Sa majorité sous pression, Martine Aubry face à elle-même

Violette accélère, Valérie prend la tangente
Dans le duel qui l’oppose à Valérie Petit pour la précieuse investiture En Marche, l’ancienne directrice de cabinet de Martine Aubry a une longueur d’avance. Les médias nationaux s’intéressent à celle qui connait les méandres et les petits secrets de son ancienne patronne. Le réseau des soutiens et des compagnons de route grossit de mois en mois et enrôle au-delà des classiques cercles politiques (parmi ceux-ci, citons le conseiller municipal d’opposition Bernard Charles, ancien socialiste rallié à en Marche). 

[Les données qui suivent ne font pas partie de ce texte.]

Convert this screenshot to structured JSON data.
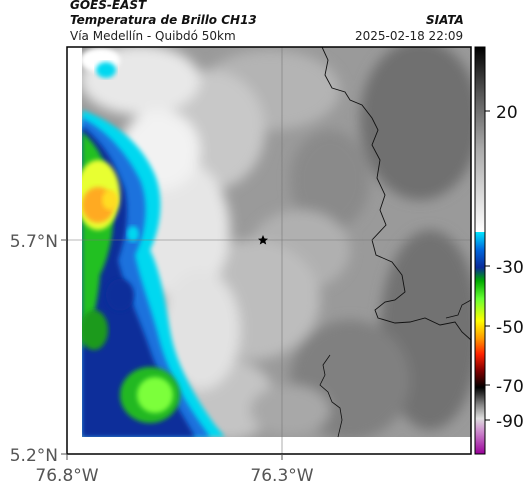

Le dernier verrou s’appelle Gérald Darmanin. Le ministre de l’action des des comptes publics, officiellement toujours partisan de Valérie Petit, est craint sur le théâtre de la métropole. Le Yalta passé avec Martine Aubry en septembre dernier a certes impressionné les collègues et maires de la métropole européenne de Lille qui ont compris la manoeuvre de coalition.
Une MEL que le Rastignac a fixé sur son agenda avec l’aval de son précepteur Xavier Bertrand, arc-bouté sur sa ligne de crête de 2022 et qui ne voit aucun inconvénient à une Martine Aubry maire de Lille si accueillante pour son grand institut de la photographie. La désignation de Violette Spillebout, qui multiplie les opérations sur le terrain, annihilerait leurs projections et les contraindraient à composer avec un nouveau rapport de forces. Voilà pourquoi, à droite, il faut sauver le soldat Aubry et donner des gages.
Le dossier divise les grands élus locaux de LaREM, certains pro-Spillebout, surtout sur le périmètre métropolitain, d’autres pro-Petit. Cette dernière s’active avec une vingtaine de ses collègues députés et candidats aux municipales qui trouvent le parti un peu mou du genou. Objectif : faire pression sur le parti pour obtenir la désignation.” Si elle fait çà, c’est qu’elle sait qu’elle n’aura pas l’investiture“, commente-t-on à LAREM dont le comité Nord a dû rappeler à l’ordre la députée qui avait un peu trop sollicité la réalité en se parant des atours du parti. On devrait en savoir plus juste après les élections européennes. ” Ou encore après…”, répond, énigmatique, Gérald Darmanin quand on l’interroge sur le sujet. 

A Lille, l’été risque d’être chaud à La République en Marche.